I will not pretend that this is true to the traditional French bouillabaisse recipe which I have eaten many times in France, but it is my version and I can vouch that it tastes great. It is versatile and brings colour to any dinner table.
It is traditionally a fisherman's tea made with whatever fish is leftover from the catch at the end of the day. So it can include anything from cod and conger eel, to ling and lobster. The latter being the more luxurious and expensive - clearly it was not a good days trade!
It is worth experimenting with the texture of varying fish, such as combining a firm fish like turbot and monkfish with a softer fish such as haddock or rouget (gurnard) .
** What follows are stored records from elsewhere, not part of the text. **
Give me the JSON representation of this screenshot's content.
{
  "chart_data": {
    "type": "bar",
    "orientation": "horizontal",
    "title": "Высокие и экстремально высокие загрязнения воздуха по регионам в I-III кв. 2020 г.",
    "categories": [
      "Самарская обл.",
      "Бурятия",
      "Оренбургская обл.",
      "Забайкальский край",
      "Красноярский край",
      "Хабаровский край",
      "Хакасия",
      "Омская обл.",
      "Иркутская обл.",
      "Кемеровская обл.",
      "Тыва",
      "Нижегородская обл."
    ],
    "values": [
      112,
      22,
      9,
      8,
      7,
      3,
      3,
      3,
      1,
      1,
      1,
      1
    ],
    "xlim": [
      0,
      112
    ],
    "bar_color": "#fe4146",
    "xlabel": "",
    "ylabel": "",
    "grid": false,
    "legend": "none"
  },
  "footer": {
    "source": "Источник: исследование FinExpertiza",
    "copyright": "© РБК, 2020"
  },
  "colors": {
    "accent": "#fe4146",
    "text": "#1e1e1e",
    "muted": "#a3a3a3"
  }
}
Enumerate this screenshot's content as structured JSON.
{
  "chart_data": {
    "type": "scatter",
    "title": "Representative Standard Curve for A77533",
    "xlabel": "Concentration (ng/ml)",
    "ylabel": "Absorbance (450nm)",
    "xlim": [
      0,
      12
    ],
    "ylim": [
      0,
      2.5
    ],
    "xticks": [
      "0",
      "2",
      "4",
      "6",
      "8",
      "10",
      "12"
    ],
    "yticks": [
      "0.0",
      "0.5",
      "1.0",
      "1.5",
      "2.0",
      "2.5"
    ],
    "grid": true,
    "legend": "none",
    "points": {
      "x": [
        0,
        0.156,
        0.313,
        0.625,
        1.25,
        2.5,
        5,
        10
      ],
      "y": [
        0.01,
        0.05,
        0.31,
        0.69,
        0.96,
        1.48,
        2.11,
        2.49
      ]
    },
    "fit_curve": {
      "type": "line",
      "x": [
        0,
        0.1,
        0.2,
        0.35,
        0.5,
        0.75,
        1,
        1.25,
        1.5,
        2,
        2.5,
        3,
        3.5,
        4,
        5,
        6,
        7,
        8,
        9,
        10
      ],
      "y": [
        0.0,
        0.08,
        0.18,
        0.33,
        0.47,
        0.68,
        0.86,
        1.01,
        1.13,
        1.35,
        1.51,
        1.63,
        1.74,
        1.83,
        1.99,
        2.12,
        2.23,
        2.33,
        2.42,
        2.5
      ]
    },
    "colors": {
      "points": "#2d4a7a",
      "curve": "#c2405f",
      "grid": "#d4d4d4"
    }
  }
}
This soup served two as a main evening meal, served only with crusty bread rubbed with garlic.
For two, you will need:
2 pieces of monkfish, 2 of cod or hake (as much as you will eat)
1 large handful of clams, scrubbed and broken ones discarded
1L home-made or best quality bought fish stock 6 cloves of garlic
6 baby leeks, whites and greens separated
10 cherry tomatoes, halved
3 tbsl of olive oil
1 bouquet garni, bay, basil, thyme, oregano
1 bulb of fennel, stalks removed, finely sliced
8 saffron strands, crushed to dust with the back of a spoon
salt and Cayenne pepper
parsely, finely chopped (for garnish)
Crusty bread (for mopping up)
Marinade the fish pieces:
First take the fish fillets and marinade them with 2 finely diced onions, the crushed saffron strands and 3 garlic cloves for at least one hour in the fridge.
For the fish base:
If you like you can make the base or bouillabaisse from your own fish carcasses, heads tails, the lot, chopped and boiled. For the fish stock base you will need almost a kilo of fish waste placed in a large lidded pot with 1L of water, a large handful of the dark green leaves of the leek, saving the white parts for the finished soup. Add 1 bay leaf, 1 chopped onion, 3 garlic cloves.
Boil for approximaltely 35 minutes covered. Sieve, taste, season as necessary and set the liquid aside.
Alternatively boil 1L of fish stock with the onion, garlic and greens and taste for seasoning (it may not need salt). I found a really good fish stock recently which I have now come to rely on a lot! It comes in 500ml glass jars so for this soup I used 2.
For the main body of the soup:
Finely slice the whites and a little green of the leeks - I used baby leeks for their soft skin, fennel, the cherry tomatoes, and two cloves of garlic, finely sliced. Sautee them in some oil for five minutes until the leeks are bright green. Add the marinated fish pieces and cook slowly for another five minutes. The cooking of the fish depends on the different varieties and size of the pieces - obviously those taking longest should go in first and thus have a longer cooking time. Slowly ladle in the hot fish stock onto the fish and vegetables and simmer slowly until the fish is cooked through - this should only take 5 minutes.
In a separate saucepan, bring a ladleful of the stock to the boil and add the clams. Cook for two minutes with a lid on until all the clams have opened.
Carefully with a slotted spoon, place the fish into a serving bowl and ladle over the soup and the clams. Sprinkle with parsley and serve with sliced of bread for mopping up the juices.